Five years ago, New York-based filmmaker Jason Goldman was researching a possible documentary about animal sanctuaries and heard about Renee King-Sonnen, who had gone vegan a few years earlier, transformed her husband’s Texas beef cattle ranch into Rowdy Girl Sanctuary, and started advocacy work that received regular national media attention.
In a clip (see below) released in advance of the world premiere of Goldman’s “Rowdy Girl” at Hot Docs this weekend, King-Sonnen succinctly lays out the origin of her life-changing decision to visitors seated at her kitchen table: “I was seeing how my actions were contributing to violence and cruelty … I started having real issues that I was loving some animals and eating others.”
It’s the kind of sit-down-and-get-real conversation she’s been having for more than a decade and that has caught the attention of influential like-minded people such as music innovator Moby, who had previously discovered King-Sonnen’s active voice on social media, and whose Little Walnut (“Punk Rock Vegan Movie,” “Moby Doc”) boarded “Rowdy Girl” as executive producer at an early stage.
“My hope is people will see both the vulnerability and emotional complexity of the animals in ‘Rowdy Girl,’ but also recognize Renee as the inspiring and fascinating Texan that she is,” Moby recently told Variety. His company ethos, he said, is to use various media to address activist issues in creative, non-didactic ways, and “Rowdy Girl” was a perfect fit.

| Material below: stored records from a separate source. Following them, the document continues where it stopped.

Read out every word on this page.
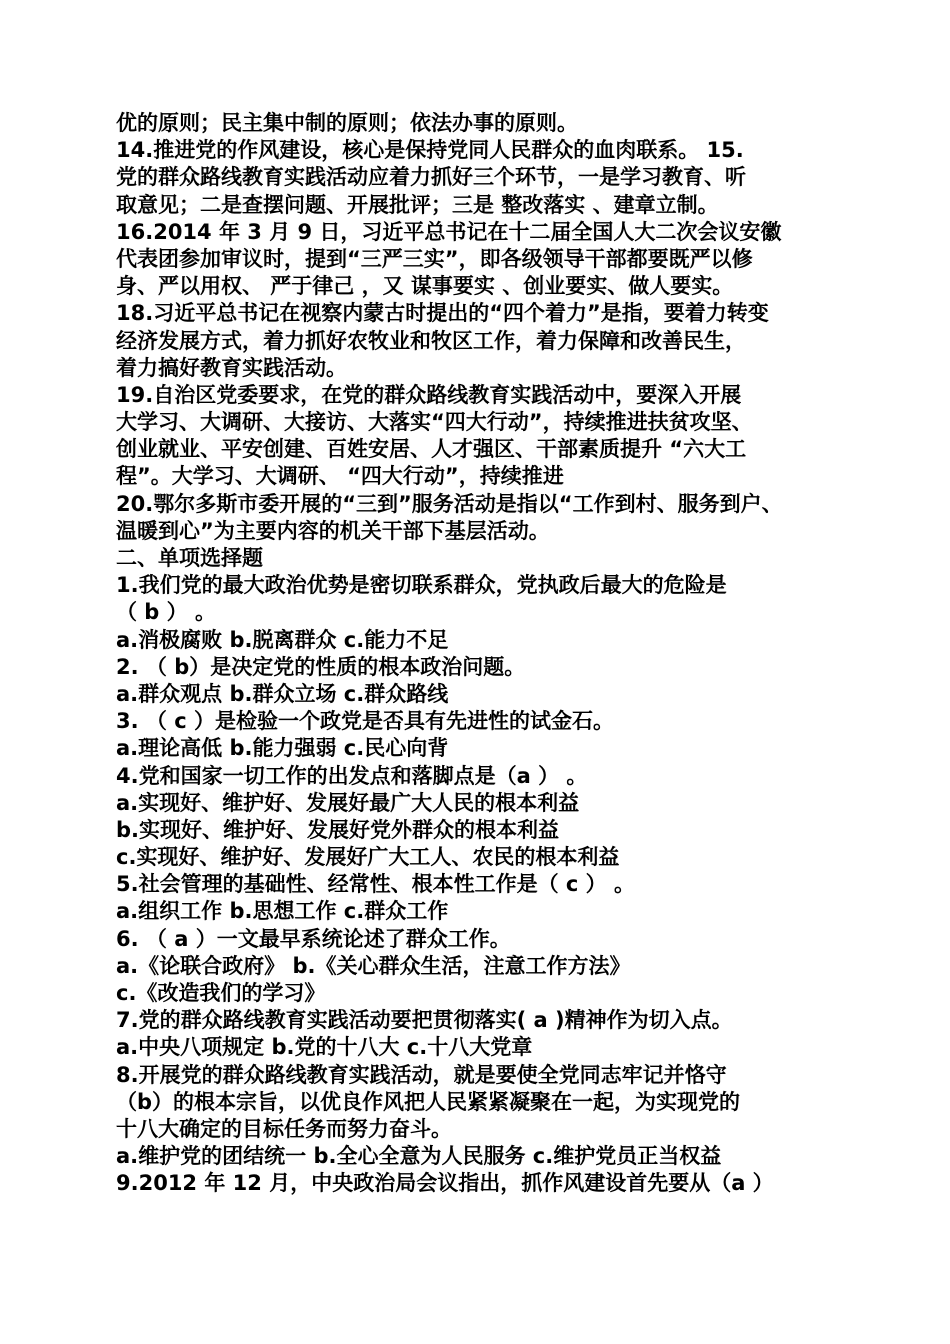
优的原则；民主集中制的原则；依法办事的原则。
14.推进党的作风建设，核心是保持党同人民群众的血肉联系。 15.
党的群众路线教育实践活动应着力抓好三个环节，一是学习教育、听
取意见；二是查摆问题、开展批评；三是 整改落实 、建章立制。
16.2014 年 3 月 9 日，习近平总书记在十二届全国人大二次会议安徽
代表团参加审议时，提到“三严三实”，即各级领导干部都要既严以修
身、严以用权、 严于律己 ，又 谋事要实 、创业要实、做人要实。
18.习近平总书记在视察内蒙古时提出的“四个着力”是指，要着力转变
经济发展方式，着力抓好农牧业和牧区工作，着力保障和改善民生，
着力搞好教育实践活动。
19.自治区党委要求，在党的群众路线教育实践活动中，要深入开展
大学习、大调研、大接访、大落实“四大行动”，持续推进扶贫攻坚、
创业就业、平安创建、百姓安居、人才强区、干部素质提升 “六大工
程”。大学习、大调研、 “四大行动”，持续推进
20.鄂尔多斯市委开展的“三到”服务活动是指以“工作到村、服务到户、
温暖到心”为主要内容的机关干部下基层活动。
二、单项选择题
1.我们党的最大政治优势是密切联系群众，党执政后最大的危险是
（ b ） 。
a.消极腐败 b.脱离群众 c.能力不足
2. （ b）是决定党的性质的根本政治问题。
a.群众观点 b.群众立场 c.群众路线
3. （ c ）是检验一个政党是否具有先进性的试金石。
a.理论高低 b.能力强弱 c.民心向背
4.党和国家一切工作的出发点和落脚点是（a ） 。
a.实现好、维护好、发展好最广大人民的根本利益
b.实现好、维护好、发展好党外群众的根本利益
c.实现好、维护好、发展好广大工人、农民的根本利益
5.社会管理的基础性、经常性、根本性工作是（ c ） 。
a.组织工作 b.思想工作 c.群众工作
6. （ a ）一文最早系统论述了群众工作。
a.《论联合政府》 b.《关心群众生活，注意工作方法》
c.《改造我们的学习》
7.党的群众路线教育实践活动要把贯彻落实( a )精神作为切入点。
a.中央八项规定 b.党的十八大 c.十八大党章
8.开展党的群众路线教育实践活动，就是要使全党同志牢记并恪守
（b）的根本宗旨，以优良作风把人民紧紧凝聚在一起，为实现党的
十八大确定的目标任务而努力奋斗。
a.维护党的团结统一 b.全心全意为人民服务 c.维护党员正当权益
9.2012 年 12 月，中央政治局会议指出，抓作风建设首先要从（a ）
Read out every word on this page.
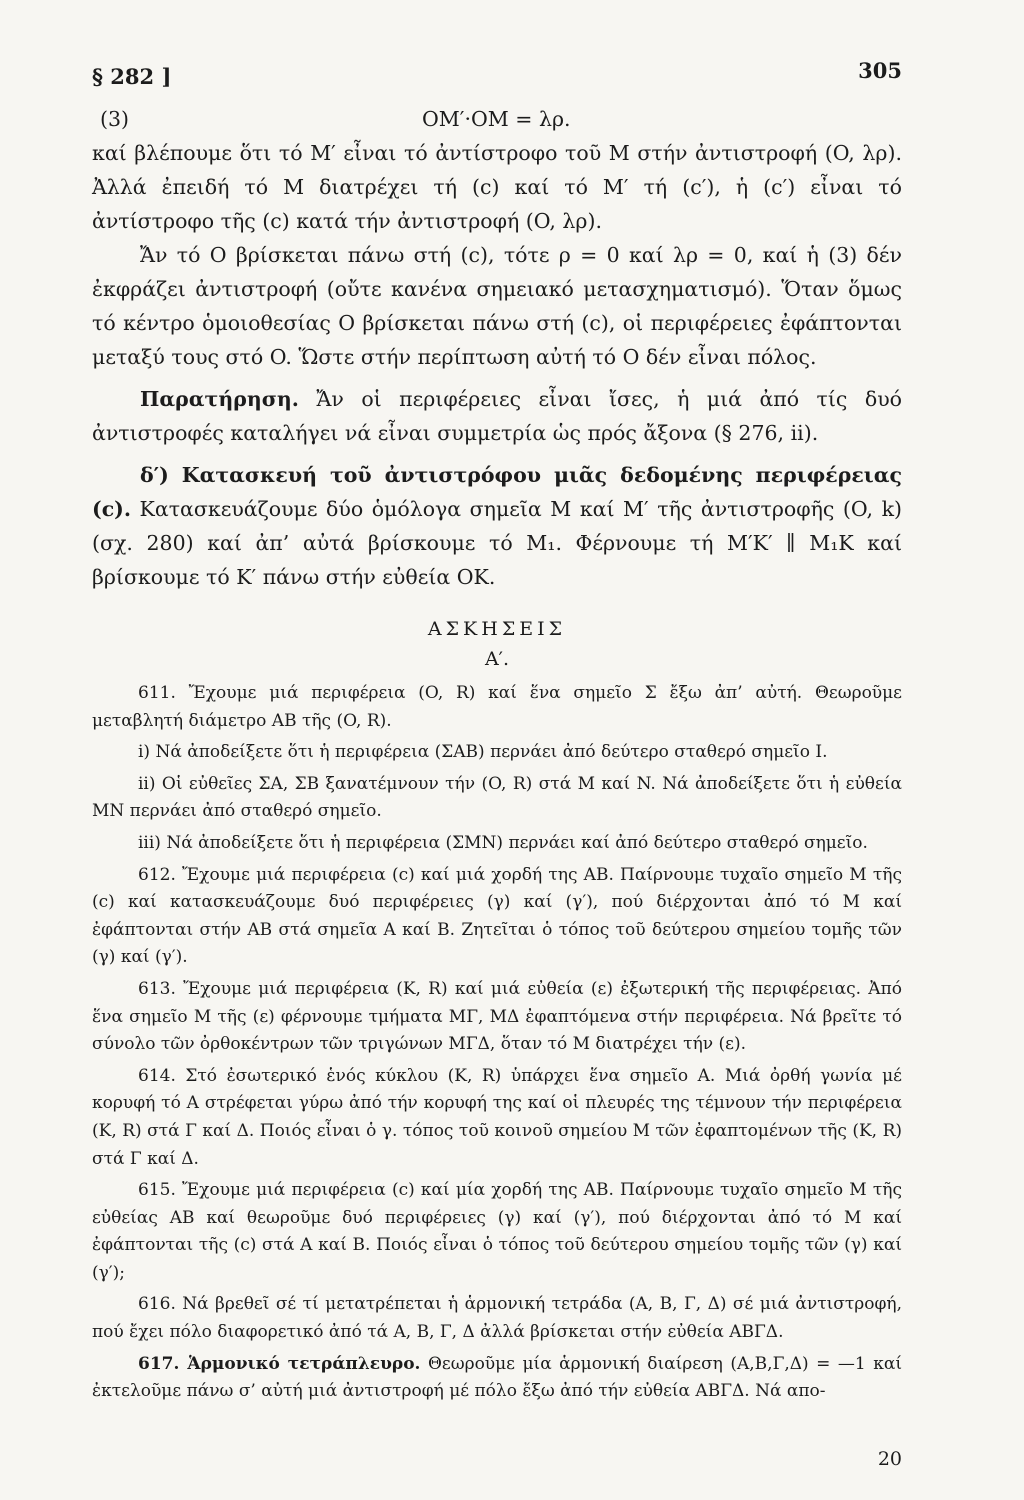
§ 282 ]	305
(3)	OM′·OM = λρ.

καί βλέπουμε ὅτι τό M′ εἶναι τό ἀντίστροφο τοῦ M στήν ἀντιστροφή (O, λρ). Ἀλλά ἐπειδή τό M διατρέχει τή (c) καί τό M′ τή (c′), ἡ (c′) εἶναι τό ἀντίστροφο τῆς (c) κατά τήν ἀντιστροφή (O, λρ).

Ἄν τό O βρίσκεται πάνω στή (c), τότε ρ = 0 καί λρ = 0, καί ἡ (3) δέν ἐκφράζει ἀντιστροφή (οὔτε κανένα σημειακό μετασχηματισμό). Ὅταν ὅμως τό κέντρο ὁμοιοθεσίας O βρίσκεται πάνω στή (c), οἱ περιφέρειες ἐφάπτονται μεταξύ τους στό O. Ὥστε στήν περίπτωση αὐτή τό O δέν εἶναι πόλος.

Παρατήρηση. Ἄν οἱ περιφέρειες εἶναι ἴσες, ἡ μιά ἀπό τίς δυό ἀντιστροφές καταλήγει νά εἶναι συμμετρία ὡς πρός ἄξονα (§ 276, ii).

δ′) Κατασκευή τοῦ ἀντιστρόφου μιᾶς δεδομένης περιφέρειας (c). Κατασκευάζουμε δύο ὁμόλογα σημεῖα M καί M′ τῆς ἀντιστροφῆς (O, k) (σχ. 280) καί ἀπ’ αὐτά βρίσκουμε τό M₁. Φέρνουμε τή M′K′ ∥ M₁K καί βρίσκουμε τό K′ πάνω στήν εὐθεία OK.

ΑΣΚΗΣΕΙΣ
Α′.

611. Ἔχουμε μιά περιφέρεια (O, R) καί ἕνα σημεῖο Σ ἔξω ἀπ’ αὐτή. Θεωροῦμε μεταβλητή διάμετρο AB τῆς (O, R).

i) Νά ἀποδείξετε ὅτι ἡ περιφέρεια (ΣAB) περνάει ἀπό δεύτερο σταθερό σημεῖο I.

ii) Οἱ εὐθεῖες ΣA, ΣB ξανατέμνουν τήν (O, R) στά M καί N. Νά ἀποδείξετε ὅτι ἡ εὐθεία MN περνάει ἀπό σταθερό σημεῖο.

iii) Νά ἀποδείξετε ὅτι ἡ περιφέρεια (ΣMN) περνάει καί ἀπό δεύτερο σταθερό σημεῖο.

612. Ἔχουμε μιά περιφέρεια (c) καί μιά χορδή της AB. Παίρνουμε τυχαῖο σημεῖο M τῆς (c) καί κατασκευάζουμε δυό περιφέρειες (γ) καί (γ′), πού διέρχονται ἀπό τό M καί ἐφάπτονται στήν AB στά σημεῖα A καί B. Ζητεῖται ὁ τόπος τοῦ δεύτερου σημείου τομῆς τῶν (γ) καί (γ′).

613. Ἔχουμε μιά περιφέρεια (K, R) καί μιά εὐθεία (ε) ἐξωτερική τῆς περιφέρειας. Ἀπό ἕνα σημεῖο M τῆς (ε) φέρνουμε τμήματα MΓ, MΔ ἐφαπτόμενα στήν περιφέρεια. Νά βρεῖτε τό σύνολο τῶν ὀρθοκέντρων τῶν τριγώνων MΓΔ, ὅταν τό M διατρέχει τήν (ε).

614. Στό ἐσωτερικό ἑνός κύκλου (K, R) ὑπάρχει ἕνα σημεῖο A. Μιά ὀρθή γωνία μέ κορυφή τό A στρέφεται γύρω ἀπό τήν κορυφή της καί οἱ πλευρές της τέμνουν τήν περιφέρεια (K, R) στά Γ καί Δ. Ποιός εἶναι ὁ γ. τόπος τοῦ κοινοῦ σημείου M τῶν ἐφαπτομένων τῆς (K, R) στά Γ καί Δ.

615. Ἔχουμε μιά περιφέρεια (c) καί μία χορδή της AB. Παίρνουμε τυχαῖο σημεῖο M τῆς εὐθείας AB καί θεωροῦμε δυό περιφέρειες (γ) καί (γ′), πού διέρχονται ἀπό τό M καί ἐφάπτονται τῆς (c) στά A καί B. Ποιός εἶναι ὁ τόπος τοῦ δεύτερου σημείου τομῆς τῶν (γ) καί (γ′);

616. Νά βρεθεῖ σέ τί μετατρέπεται ἡ ἁρμονική τετράδα (A, B, Γ, Δ) σέ μιά ἀντιστροφή, πού ἔχει πόλο διαφορετικό ἀπό τά A, B, Γ, Δ ἀλλά βρίσκεται στήν εὐθεία ABΓΔ.

617. Ἁρμονικό τετράπλευρο. Θεωροῦμε μία ἁρμονική διαίρεση (A,B,Γ,Δ) = —1 καί ἐκτελοῦμε πάνω σ’ αὐτή μιά ἀντιστροφή μέ πόλο ἔξω ἀπό τήν εὐθεία ABΓΔ. Νά απο-

20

Goldman, who worked for the legendary Maysles Films during an evolutionary period for the company in the 2000s, wanted to employ an observational style of filmmaking to create a cinematic vision of the animal rights movement that would be accessible to mainstream audiences.
“After going vegan and watching prominent animal-rights films, I realized that there was a gap in the ‘animal rescue’ category,” he told Variety last week. “There are so many stories all the time about animals escaping and going to sanctuaries: But what is the point of these small organizations?
“Then I realized these places are opportunities for people to meet animals in person. Mostly people have never met a pig or a cow or a chicken or any of the animals they buy to eat. So that was my jumping-off point.”
When he first spoke to King-Sonnen on the phone, in October 2018, Goldman discovered that she was not only rescuing animals but, as she puts it, rescuing ranchers: “She wanted to change the landscape of agriculture in [the United States], and provide ranchers—and farmers who grow animals for food—an opportunity to do something different.”
Goldman’s initial plan was to film a massive summit that King-Sonnen was attending in Austin, Texas, in September 2020, alongside farmers and animal rights and plant-based activists, and follow her meeting with a farmer who is going through the transition process and then watch them working together in a hands-on way.
“Obviously, 2020 had different plans for us,” Goldman said, “but I realized we could capture Renee’s spirit through the different types of activism she does and with people who are in all different phases of their own transformation. You see the gears turning in different people in different ways.”
After filming approximately 30 days over two-and-a-half years, Goldman turned to documentary editor Pilar Rico, who works between New York and Spain. She was 2018 recipient of the Karen Schmeer Film Editing Fellowship, Diversity in the Edit Room, and her most recent credit is Jared P. Scott’s Venice-premiering feature-length enviro docu “The Great Green Wall” (2019).
“Since I was both directing and producing, I wanted someone with a clear vision of storytelling to help me pull together a narrative with moments from Renee’s life and make it feel cohesive, intentional, and driving,” said Goldman, who has several activist and human-rights film projects in various stages of development.
King-Sonnen’s personal journey, Goldman added, is what will pull audiences closer to her kitchen table. “When you make a big change in your life, you often hold on to things that you feel most comfortable with. But once you stop eating animals and realize what your history of eating them has done to them, there’s no turning back.
“And Renee is wonderful at helping people connect the dots without hitting them over the head.”
“Rowdy Girl” is an acquisition title, with North American sales handled by Orly Ravid and Jeffrey Winter of The Film Collaborative, and worldwide sales handled by Ana Fernandez Saiz of Impronta Films.
The film is directed and produced by Goldman, and edited by Pilar Rico. Moby (through Little Walnut) is executive producer. Greg Beauchamp and Carter Collins are co-executive producers.